13) What is your favorite curse word?
Tie between fuck! and goddamnit!
14) What sound or noise do you love?
The cries of a circling hawk. A contented cat purring. Birds singing. The sound of a bluesy harmonica. The sound of a tennis ball hitting the strings in racquet's sweet spot. The wind rushing through the windows as you tear down and empty highway on summer evening. Whisky or beer as it pours into a glass. The murmur of conversation in a pub. The happy noises children make when chasing each other around outdoors. The surf. The click of my camera shutter.
15) What sound or noise do you hate?
Lawnmowers and leaf blowers at 9 in the morning. Beagles howling (not that I dislike beagles per se, but after living next a set of real howlers for several months, I will be happy never to have that sound disturb my slumber again). Traffic and car horns. Elevator music.
16) What profession other than your own would you like to attempt?
I'd love to be a book publisher. Idle rich philanthropist also presents intriguing possibilities.
17) What profession would you not like to do?

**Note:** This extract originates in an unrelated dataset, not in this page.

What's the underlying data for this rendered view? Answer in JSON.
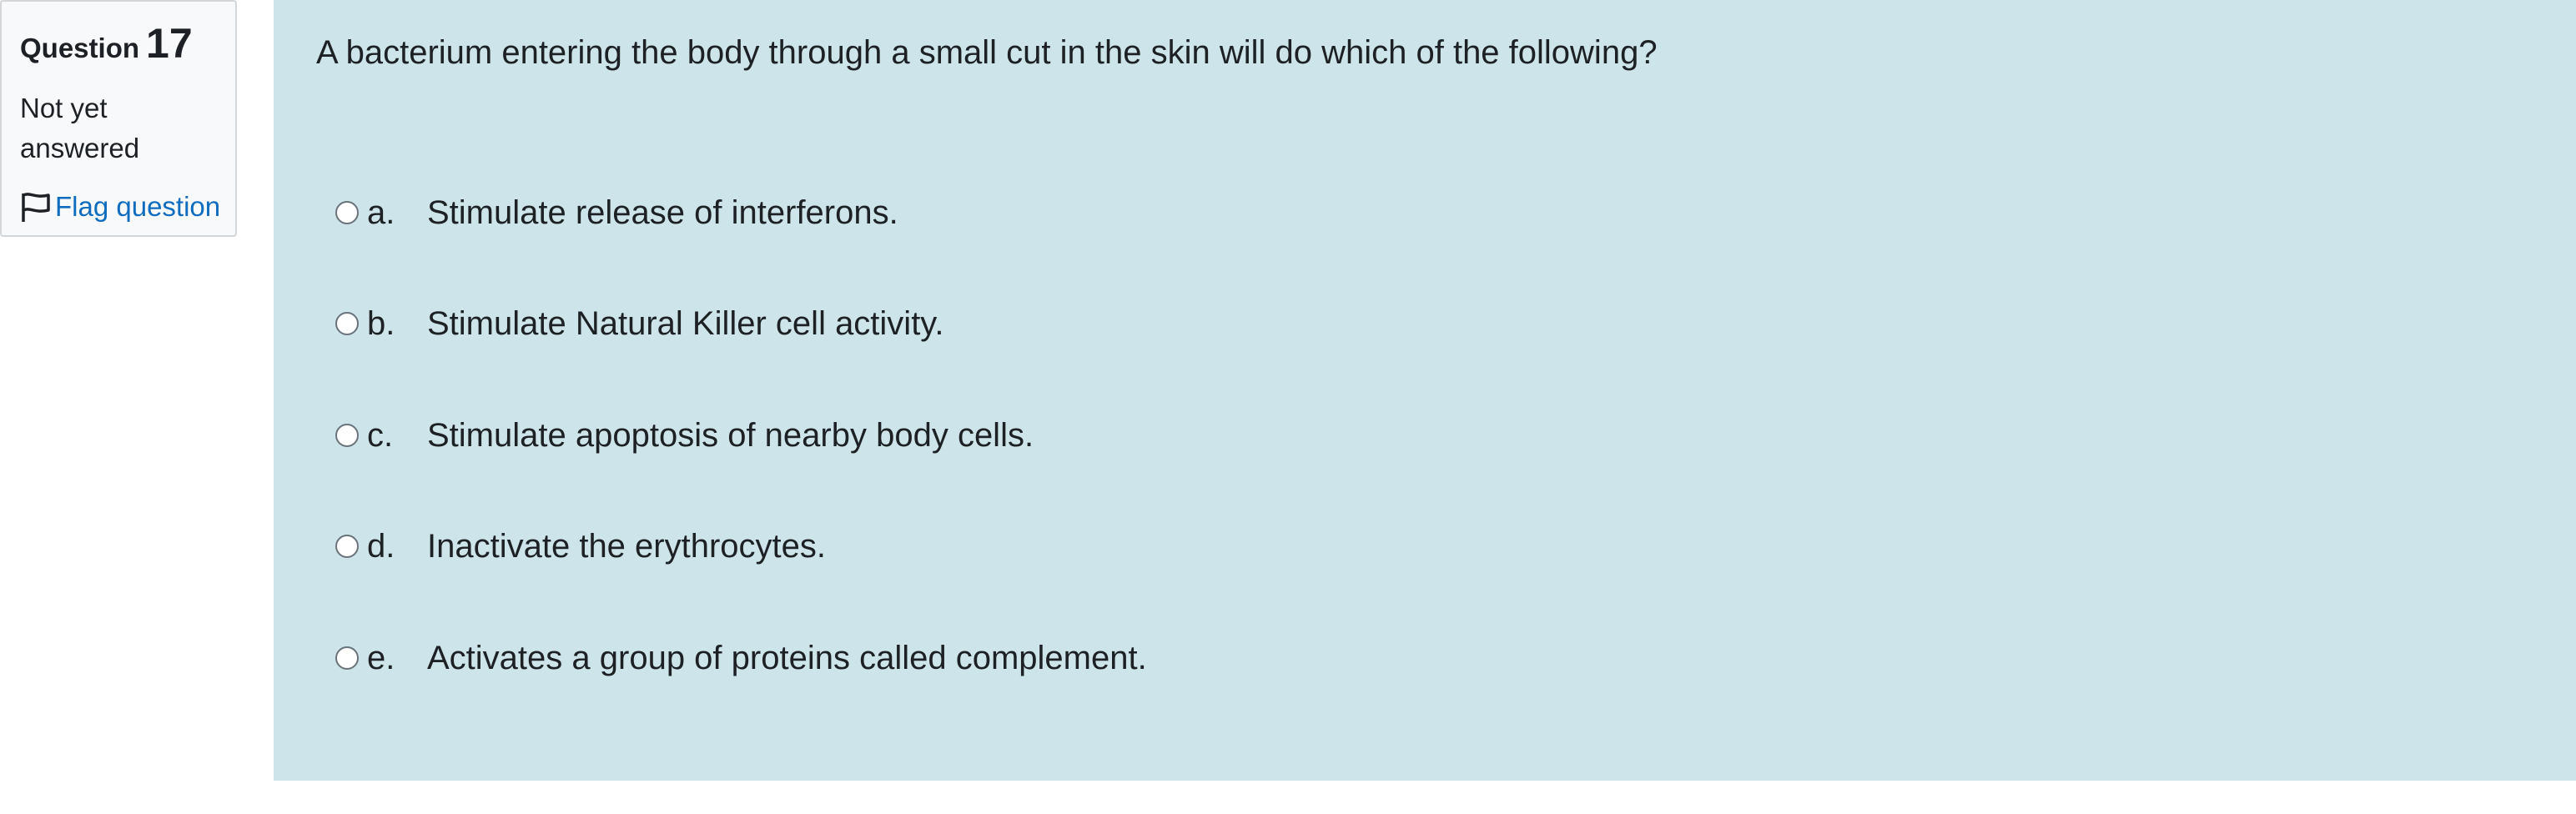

Elementary school teacher or hospice worker. I greatly admire the folks in those jobs, but I lack the temperament needed. I feel I'd fail the kids, or the families, and I couldn't handle that.
18) If Heaven exists, what would you like to hear God say when you arrive at the Pearly Gates?

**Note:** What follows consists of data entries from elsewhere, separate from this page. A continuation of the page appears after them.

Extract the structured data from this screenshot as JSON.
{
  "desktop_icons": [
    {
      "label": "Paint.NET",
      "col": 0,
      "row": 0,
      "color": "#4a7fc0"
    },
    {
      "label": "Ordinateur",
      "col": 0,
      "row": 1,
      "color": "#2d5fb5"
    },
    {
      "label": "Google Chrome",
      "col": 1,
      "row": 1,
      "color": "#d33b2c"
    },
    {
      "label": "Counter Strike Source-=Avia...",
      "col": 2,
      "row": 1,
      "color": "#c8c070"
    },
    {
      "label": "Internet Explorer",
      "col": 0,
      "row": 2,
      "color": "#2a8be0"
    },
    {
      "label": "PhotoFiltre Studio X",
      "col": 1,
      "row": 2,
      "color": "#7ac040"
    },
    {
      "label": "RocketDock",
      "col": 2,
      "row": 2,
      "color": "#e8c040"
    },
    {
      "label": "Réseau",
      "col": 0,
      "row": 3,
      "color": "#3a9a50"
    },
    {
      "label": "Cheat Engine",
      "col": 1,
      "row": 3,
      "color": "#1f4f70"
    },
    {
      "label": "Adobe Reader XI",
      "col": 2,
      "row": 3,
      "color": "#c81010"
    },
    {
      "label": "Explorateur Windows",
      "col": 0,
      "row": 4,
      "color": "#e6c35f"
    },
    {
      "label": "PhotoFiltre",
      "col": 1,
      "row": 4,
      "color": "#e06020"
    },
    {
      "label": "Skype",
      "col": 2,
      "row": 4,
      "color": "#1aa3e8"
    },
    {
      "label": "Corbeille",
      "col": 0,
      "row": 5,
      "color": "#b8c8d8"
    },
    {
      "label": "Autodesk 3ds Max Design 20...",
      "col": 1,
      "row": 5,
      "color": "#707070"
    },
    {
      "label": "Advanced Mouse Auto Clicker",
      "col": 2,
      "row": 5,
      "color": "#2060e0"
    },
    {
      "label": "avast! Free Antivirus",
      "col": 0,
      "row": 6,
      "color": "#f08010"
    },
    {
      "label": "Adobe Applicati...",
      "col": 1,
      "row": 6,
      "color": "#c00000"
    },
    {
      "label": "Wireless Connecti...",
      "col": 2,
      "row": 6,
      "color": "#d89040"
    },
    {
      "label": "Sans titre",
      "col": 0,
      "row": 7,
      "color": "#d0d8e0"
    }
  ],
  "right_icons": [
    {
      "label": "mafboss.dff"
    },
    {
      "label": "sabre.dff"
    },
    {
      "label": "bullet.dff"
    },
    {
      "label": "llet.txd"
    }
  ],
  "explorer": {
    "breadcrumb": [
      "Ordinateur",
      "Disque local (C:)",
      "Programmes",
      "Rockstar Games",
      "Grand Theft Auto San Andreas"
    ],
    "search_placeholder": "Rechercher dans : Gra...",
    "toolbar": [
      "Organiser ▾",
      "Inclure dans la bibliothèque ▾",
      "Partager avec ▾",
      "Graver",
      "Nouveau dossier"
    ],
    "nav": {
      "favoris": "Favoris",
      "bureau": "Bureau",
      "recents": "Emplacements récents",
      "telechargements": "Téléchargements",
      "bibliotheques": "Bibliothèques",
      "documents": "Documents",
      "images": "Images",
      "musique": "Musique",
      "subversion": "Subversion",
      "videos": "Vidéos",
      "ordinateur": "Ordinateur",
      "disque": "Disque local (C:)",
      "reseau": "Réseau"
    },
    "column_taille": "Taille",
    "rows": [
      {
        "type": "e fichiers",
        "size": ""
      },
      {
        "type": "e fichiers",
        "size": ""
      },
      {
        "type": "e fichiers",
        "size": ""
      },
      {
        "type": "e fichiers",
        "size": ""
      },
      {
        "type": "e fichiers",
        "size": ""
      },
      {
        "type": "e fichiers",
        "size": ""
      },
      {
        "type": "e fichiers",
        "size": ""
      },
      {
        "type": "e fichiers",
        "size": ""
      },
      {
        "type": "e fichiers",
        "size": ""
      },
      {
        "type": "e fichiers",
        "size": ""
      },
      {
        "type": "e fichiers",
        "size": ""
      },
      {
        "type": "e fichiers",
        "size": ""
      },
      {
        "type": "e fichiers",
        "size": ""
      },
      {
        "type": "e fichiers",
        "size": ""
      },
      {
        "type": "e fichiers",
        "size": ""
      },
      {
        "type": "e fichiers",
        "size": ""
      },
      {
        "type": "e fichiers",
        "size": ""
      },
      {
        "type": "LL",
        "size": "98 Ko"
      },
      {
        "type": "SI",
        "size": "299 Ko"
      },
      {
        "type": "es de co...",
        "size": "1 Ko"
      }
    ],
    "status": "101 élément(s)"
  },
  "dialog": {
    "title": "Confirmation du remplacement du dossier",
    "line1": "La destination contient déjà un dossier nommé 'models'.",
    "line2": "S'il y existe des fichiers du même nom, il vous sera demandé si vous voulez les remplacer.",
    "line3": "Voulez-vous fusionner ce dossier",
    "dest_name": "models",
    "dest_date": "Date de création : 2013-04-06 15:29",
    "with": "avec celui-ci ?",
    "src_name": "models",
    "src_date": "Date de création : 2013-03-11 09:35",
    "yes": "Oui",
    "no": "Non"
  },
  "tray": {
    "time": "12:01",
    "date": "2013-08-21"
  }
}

Two things: first, all your friends and family and pets are here. Second, I'll answer all your questions.
And of course our special bonus question
19) Okay Favorite moment associated with whiskey? (Told you it would make sense)
Strange, but things seem to get hazy whenever there’s whisky involved. :-)
Kidding aside, it’s moments with friends. The weekly whisky education series that my best friend I did together at the restaurant where his then girlfriend was the pastry chef, where the barkeep walked us throughout the single malt collection teaching about the various styles and flavors. By the way, that restaurant is Foursquare, and is highly recommended if you visit the Research Triangle area of NC.
There’s a long string of First Friday art walks at the cooperative gallery where I exhibit in Raleigh, which I have turned into monthly whisky appreciation nights with friends, because I don't drink wine. And there are many pleasant memories of drinking and shooting the breeze with friends at our annual Solstice party.
And I can't forget the invitation-only whisky tastings I cohost with Speaker to Lab Animals at various science fiction conventions where we both appear. These are generally a blast, and again, it's more time with friends, and folks who can become friends.
Pro tip: 10 whiskies is too many for a tasting, if you expect the participants to remember what was what afterwards. Because, at a whisky tasting, you drink, you don't spit it out.